Der russische Überfall auf die Ukraine hat ein beinahe weltweites verteidigungspolitisches Erdbeben ausgelöst. In Deutschland soll es nun zur Modernisierung der Bundeswehr ein schuldenfinanziertes Sondervermögen von 100 Milliarden Euro geben. Darüber hinaus plant die Bundesregierung, den jährlichen Verteidigungsetat von zuletzt 47 Milliarden auf bis zu 80 Milliarden Euro zu erhöhen – in der Weltrangliste der Militärausgaben rückt Deutschland damit hinter den USA und China auf Platz drei vor und überholt Russland deutlich.
Mit dem Geldsegen sollen die Streitkräfte kraftvoll zur Landes- und Bündnisverteidigung ertüchtigt und der lange bekannte Materialnotstand endlich behoben werden.
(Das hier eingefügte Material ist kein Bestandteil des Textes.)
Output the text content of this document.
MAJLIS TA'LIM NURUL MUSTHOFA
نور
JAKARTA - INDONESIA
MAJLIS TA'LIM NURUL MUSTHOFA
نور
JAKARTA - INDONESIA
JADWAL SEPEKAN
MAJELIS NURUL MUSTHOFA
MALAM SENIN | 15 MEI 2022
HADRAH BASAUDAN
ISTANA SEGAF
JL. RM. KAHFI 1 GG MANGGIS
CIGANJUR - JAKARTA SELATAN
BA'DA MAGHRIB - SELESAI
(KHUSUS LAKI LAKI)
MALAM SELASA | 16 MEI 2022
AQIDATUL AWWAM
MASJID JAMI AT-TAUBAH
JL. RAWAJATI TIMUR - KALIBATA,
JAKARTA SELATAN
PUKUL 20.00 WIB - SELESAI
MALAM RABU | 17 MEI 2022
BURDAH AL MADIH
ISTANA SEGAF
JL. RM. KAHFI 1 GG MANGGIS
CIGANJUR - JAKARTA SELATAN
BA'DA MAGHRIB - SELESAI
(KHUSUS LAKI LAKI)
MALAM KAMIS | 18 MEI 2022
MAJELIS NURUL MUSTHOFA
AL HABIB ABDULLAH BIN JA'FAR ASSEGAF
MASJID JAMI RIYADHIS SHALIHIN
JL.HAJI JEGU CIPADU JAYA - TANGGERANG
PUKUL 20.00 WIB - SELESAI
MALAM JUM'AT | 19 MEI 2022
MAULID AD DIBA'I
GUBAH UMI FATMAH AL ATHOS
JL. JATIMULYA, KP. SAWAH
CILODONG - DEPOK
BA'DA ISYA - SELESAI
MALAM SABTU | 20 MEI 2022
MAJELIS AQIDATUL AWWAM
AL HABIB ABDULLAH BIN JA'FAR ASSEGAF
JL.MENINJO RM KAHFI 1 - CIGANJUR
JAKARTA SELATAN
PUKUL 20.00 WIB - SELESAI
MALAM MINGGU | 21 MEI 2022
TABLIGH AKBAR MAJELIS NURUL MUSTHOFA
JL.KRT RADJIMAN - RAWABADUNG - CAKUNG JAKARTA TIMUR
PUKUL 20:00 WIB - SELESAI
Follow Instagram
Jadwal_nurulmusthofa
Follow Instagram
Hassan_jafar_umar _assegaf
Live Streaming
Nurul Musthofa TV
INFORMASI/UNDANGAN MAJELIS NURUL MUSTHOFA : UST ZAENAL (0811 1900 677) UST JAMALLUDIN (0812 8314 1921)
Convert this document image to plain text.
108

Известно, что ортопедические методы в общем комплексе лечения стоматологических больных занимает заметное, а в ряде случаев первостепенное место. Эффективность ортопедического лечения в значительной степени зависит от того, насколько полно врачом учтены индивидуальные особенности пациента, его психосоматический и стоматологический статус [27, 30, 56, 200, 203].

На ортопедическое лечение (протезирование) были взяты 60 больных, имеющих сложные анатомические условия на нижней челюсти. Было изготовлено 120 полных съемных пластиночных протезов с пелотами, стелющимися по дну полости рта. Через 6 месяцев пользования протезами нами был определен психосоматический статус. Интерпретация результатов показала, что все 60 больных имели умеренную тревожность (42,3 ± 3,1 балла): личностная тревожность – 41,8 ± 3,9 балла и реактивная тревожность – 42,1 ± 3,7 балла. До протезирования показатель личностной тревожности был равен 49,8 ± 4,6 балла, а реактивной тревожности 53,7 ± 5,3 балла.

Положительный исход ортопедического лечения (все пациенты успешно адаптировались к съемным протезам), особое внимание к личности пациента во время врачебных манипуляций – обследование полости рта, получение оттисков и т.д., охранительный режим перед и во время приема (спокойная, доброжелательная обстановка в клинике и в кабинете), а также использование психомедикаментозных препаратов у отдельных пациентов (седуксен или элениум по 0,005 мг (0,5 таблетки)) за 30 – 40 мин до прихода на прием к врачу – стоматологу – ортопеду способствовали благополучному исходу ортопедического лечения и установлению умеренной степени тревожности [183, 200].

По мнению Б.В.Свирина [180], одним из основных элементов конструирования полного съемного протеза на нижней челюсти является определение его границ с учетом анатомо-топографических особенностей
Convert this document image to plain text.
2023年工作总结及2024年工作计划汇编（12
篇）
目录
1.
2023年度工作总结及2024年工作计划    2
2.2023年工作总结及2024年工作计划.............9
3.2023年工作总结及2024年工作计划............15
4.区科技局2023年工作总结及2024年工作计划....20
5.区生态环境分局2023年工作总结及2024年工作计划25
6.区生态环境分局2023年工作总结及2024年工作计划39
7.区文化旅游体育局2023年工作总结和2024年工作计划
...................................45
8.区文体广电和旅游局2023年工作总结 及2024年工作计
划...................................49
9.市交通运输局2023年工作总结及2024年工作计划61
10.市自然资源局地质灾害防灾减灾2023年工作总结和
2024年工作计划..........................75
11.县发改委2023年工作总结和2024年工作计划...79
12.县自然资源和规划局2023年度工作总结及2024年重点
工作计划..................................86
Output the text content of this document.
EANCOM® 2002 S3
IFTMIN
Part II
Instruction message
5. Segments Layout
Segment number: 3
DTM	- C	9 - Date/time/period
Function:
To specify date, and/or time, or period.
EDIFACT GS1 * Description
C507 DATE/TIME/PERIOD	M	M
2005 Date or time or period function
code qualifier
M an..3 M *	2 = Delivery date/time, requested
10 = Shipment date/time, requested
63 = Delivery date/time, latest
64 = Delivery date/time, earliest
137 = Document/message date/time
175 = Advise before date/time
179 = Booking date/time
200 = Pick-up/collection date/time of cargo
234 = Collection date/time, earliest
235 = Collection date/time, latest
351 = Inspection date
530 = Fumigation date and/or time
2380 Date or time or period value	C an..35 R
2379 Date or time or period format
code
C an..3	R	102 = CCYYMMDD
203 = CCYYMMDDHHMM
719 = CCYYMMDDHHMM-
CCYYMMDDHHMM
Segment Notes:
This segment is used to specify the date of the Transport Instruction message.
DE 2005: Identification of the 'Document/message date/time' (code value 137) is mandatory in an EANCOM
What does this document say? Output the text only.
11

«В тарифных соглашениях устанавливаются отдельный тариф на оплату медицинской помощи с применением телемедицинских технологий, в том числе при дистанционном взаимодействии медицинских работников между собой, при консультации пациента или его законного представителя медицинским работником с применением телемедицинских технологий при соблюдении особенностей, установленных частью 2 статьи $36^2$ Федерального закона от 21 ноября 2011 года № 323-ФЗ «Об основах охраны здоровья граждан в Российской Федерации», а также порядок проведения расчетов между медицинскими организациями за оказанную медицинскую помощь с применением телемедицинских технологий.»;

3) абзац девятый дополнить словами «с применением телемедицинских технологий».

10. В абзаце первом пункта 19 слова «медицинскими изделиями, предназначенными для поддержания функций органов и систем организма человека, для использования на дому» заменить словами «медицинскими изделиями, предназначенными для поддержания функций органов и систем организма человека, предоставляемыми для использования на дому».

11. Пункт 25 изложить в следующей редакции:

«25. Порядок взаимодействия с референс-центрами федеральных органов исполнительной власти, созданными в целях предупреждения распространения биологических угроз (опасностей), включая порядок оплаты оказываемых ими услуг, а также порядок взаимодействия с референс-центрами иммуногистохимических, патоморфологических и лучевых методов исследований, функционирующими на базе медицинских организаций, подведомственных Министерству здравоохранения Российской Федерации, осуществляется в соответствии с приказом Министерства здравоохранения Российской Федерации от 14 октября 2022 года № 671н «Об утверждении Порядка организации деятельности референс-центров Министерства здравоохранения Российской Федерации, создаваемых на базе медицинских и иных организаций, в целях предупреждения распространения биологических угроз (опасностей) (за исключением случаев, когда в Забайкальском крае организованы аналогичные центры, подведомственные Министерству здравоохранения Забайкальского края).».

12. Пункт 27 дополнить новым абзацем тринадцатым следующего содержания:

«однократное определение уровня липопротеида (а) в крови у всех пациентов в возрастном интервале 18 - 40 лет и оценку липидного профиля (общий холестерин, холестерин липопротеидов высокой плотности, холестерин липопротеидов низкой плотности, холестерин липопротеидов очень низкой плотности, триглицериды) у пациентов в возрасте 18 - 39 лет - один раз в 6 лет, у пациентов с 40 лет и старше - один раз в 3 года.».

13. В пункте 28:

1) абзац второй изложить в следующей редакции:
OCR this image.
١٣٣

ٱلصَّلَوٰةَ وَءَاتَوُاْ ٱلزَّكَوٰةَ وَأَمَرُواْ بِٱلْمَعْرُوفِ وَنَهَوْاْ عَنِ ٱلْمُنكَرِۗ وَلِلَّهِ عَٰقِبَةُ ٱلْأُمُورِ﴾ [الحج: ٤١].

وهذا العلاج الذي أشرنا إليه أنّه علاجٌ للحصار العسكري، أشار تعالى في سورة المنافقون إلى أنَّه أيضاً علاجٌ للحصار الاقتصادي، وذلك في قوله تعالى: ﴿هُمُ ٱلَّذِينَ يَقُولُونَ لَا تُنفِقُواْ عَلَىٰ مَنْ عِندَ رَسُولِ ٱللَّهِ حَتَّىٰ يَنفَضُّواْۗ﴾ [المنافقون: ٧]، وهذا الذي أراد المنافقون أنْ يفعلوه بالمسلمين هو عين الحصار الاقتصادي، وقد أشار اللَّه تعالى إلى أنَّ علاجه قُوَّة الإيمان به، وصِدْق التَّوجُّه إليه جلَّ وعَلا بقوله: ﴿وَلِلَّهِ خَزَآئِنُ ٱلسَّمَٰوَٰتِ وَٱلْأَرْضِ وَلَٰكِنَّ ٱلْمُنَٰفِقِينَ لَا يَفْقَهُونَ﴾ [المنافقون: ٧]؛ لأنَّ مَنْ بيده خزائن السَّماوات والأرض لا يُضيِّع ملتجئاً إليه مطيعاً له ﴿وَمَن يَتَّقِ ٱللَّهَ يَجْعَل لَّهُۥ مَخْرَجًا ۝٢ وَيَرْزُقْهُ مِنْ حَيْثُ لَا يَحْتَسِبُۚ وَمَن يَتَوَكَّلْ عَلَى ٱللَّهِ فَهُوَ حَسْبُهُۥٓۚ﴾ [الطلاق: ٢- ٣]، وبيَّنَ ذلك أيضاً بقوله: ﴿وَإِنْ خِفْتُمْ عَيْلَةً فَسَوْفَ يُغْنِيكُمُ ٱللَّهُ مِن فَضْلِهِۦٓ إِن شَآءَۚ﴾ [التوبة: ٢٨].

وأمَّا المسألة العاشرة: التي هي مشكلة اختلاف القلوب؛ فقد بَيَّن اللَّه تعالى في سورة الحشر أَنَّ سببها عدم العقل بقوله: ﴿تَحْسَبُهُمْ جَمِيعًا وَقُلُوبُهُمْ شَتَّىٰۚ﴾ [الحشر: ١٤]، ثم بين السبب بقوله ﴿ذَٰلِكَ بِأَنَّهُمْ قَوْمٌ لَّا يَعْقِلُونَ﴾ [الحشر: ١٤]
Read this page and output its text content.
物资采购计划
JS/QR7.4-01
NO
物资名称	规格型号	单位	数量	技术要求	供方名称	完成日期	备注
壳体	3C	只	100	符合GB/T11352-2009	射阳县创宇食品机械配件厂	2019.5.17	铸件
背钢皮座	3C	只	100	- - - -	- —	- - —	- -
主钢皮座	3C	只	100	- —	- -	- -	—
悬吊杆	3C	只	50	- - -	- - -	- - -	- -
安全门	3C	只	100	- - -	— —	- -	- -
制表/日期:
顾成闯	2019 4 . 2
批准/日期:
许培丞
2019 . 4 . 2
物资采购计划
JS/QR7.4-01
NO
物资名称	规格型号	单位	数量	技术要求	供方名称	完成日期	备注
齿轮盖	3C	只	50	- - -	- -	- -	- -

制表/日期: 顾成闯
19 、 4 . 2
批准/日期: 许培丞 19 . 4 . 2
Doch wie sind die unerwartet großen finanziellen Spielräume überhaupt sinnvoll zu nutzen? Das Spektrum der öffentlichen Debatte reicht von der Wiedereinführung der Wehrpflicht über eine bessere Rüstungskoordination in der Europäischen Union bis zur Radikalreform des deutschen Beschaffungswesens.
Bundesverteidigungsministerium und deutsche Rüstungshersteller befinden sich bereits in intensiven Gesprächen. Ressortchefin Christine Lambrecht stellte bislang vor allem eine Straffung und Vereinfachungen des Vergaberechts in Aussicht. Darüber spreche man bereits mit dem Justizministerium, erklärte sie. Allerdings: Die angekündigte Vergaberechtsreform ist ein alter Hut, der nicht zum Ziel führen wird. Das zeigt der Blick in die Vergangenheit.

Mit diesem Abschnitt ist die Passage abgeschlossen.